Dylan Thomas (1914-1953)
Dylan Thomas (1914-1953) © Getty Images | Gabriel Hackett

Dylan Thomas. Waliser gelten als trinkfest. Einer, der dieses Image pflegte, war der Dichter Dylan Thomas, geboren 1914 in Swansea. Dem Kriegsdienst entging er, indem er volltrunken zur Musterung erschien und krankheitshalber freigestellt wurde. Eines seiner am häufigsten zu findenden Zitate lautet: „Ich werde den Verdacht nicht los, dass Abstinenzler die Sachen nicht mögen, auf die sie verzichten.“ Thomas starb 1953, in New York, fernab von Wales. 2015 wurde ein Asteroid nach ihm benannt.
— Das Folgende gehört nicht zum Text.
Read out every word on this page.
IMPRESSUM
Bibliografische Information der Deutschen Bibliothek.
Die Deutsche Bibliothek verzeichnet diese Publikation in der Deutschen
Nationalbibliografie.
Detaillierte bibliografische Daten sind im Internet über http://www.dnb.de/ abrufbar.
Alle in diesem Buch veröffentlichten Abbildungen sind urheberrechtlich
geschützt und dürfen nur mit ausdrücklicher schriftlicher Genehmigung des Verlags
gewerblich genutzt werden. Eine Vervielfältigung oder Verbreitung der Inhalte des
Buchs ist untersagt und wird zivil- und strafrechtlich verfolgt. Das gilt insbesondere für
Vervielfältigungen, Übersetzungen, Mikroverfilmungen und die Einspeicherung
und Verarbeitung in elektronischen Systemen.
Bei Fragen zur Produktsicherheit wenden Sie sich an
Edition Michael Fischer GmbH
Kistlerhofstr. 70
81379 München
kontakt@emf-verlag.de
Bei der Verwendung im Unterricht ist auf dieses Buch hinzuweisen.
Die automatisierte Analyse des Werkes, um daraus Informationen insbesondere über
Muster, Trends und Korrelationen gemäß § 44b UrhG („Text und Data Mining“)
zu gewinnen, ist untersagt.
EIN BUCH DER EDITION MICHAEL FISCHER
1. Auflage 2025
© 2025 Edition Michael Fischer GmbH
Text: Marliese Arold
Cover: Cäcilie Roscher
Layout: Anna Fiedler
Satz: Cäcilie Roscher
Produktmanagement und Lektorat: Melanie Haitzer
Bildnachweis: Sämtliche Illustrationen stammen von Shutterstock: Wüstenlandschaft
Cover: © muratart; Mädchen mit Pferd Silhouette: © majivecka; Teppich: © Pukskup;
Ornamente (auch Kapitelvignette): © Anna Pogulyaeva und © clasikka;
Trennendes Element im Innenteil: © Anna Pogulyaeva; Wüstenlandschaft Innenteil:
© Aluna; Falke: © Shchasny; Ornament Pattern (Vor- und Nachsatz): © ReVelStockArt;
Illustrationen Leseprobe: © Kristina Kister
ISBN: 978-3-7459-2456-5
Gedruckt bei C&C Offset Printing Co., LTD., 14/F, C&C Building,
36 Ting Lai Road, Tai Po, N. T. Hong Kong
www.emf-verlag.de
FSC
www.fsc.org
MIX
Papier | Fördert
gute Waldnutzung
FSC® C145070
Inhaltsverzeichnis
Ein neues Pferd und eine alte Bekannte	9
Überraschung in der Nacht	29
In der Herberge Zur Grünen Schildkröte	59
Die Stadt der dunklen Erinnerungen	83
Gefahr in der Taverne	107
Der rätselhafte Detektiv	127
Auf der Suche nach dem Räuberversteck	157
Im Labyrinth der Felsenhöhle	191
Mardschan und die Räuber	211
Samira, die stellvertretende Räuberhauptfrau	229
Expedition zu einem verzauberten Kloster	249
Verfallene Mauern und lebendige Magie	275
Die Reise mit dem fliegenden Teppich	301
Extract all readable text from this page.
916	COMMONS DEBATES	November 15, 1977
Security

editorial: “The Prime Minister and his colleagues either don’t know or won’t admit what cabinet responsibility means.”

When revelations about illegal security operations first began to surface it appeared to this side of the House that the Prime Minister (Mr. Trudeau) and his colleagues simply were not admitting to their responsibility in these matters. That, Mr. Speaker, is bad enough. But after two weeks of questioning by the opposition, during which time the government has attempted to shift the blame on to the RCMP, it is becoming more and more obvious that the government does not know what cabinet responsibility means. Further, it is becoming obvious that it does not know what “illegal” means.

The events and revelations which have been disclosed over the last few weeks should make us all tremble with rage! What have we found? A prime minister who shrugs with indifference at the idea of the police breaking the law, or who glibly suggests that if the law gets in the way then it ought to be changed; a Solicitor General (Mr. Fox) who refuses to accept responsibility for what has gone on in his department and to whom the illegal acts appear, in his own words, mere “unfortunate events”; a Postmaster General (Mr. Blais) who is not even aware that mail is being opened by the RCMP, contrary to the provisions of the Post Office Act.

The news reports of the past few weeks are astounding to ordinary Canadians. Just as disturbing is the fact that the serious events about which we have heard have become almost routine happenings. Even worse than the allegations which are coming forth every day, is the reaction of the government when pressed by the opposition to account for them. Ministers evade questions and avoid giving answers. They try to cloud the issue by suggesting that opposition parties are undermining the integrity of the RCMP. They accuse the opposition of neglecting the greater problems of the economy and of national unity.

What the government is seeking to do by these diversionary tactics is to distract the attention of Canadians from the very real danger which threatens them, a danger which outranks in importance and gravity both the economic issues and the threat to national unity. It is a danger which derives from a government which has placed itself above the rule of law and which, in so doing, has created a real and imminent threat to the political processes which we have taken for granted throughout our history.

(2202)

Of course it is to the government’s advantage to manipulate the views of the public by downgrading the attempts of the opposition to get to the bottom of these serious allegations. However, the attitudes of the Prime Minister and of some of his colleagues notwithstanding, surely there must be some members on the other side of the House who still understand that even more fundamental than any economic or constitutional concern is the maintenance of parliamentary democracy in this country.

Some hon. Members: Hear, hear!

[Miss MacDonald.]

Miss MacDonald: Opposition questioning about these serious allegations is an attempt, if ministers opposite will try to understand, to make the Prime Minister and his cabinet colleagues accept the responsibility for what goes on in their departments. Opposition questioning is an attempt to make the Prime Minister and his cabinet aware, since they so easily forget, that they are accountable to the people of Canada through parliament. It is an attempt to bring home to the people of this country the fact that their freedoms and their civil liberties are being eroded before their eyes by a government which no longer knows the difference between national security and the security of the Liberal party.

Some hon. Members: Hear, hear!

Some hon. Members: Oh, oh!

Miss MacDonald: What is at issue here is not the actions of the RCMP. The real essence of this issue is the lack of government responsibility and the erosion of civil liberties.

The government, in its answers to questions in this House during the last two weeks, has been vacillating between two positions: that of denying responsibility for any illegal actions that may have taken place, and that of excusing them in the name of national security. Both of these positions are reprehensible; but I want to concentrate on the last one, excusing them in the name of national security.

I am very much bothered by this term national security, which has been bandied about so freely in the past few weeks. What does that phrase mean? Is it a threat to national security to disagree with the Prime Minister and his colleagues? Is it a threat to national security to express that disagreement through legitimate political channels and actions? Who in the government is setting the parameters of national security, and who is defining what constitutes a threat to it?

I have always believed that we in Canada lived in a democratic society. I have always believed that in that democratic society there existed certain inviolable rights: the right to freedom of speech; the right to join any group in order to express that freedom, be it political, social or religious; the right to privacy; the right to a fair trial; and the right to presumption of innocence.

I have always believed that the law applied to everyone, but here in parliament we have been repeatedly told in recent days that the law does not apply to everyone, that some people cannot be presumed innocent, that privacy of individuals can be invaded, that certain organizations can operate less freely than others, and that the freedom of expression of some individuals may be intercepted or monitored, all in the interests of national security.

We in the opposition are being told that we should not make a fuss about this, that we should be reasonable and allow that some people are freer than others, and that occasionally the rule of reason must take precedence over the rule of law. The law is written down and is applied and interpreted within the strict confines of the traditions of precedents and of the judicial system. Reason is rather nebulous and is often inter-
Bertrand Russell. Also sprach der Mann aus Trellech: „Wer ein Philosoph werden will, darf sich nicht vor Absurditäten fürchten.“ Russell fürchtete sich vor gar nichts – und wurde einer der einflussreichsten Philosophen des 20. Jahrhunderts, bekam 1950 sogar den Nobelpreis für Literatur. Russel gilt als einer der Väter der Analytischen Philosophie, und wer weiß, vielleicht wüsste der walisische Nationaltrainer heute Russells Analyse zu schätzen, wenn er vor dem Portugalspiel vor der Frage steht: Dreierkette oder Viererkette?

 Laura Ashley (1925-1985)
Laura Ashley (1925-1985) © imago stock&people | United Archives International

Laura Ashley. Wer in einem Ort geboren wird, der einen so geheimnisvollen Namen wie Merthyr Tydfil trägt, der ist zum Träumen geboren. Laura Ashley begann in der heimischen Stube mit eigenen Servietten- und Kopftuch-Kreationen – um in den 60er- und 70er-Jahren mit ihren langen Rüschenkleidern und romantischen Blumenmustern die Modewelt zu erobern. Laura Ashley, so sagen manche, habe sich von den Mythen und Legenden ihrer walisischen Heimat inspirieren lassen. Lebte sie noch, würde sie heute wohl immer noch träumen – vielleicht vom Endspiel bei der Europameisterschaft...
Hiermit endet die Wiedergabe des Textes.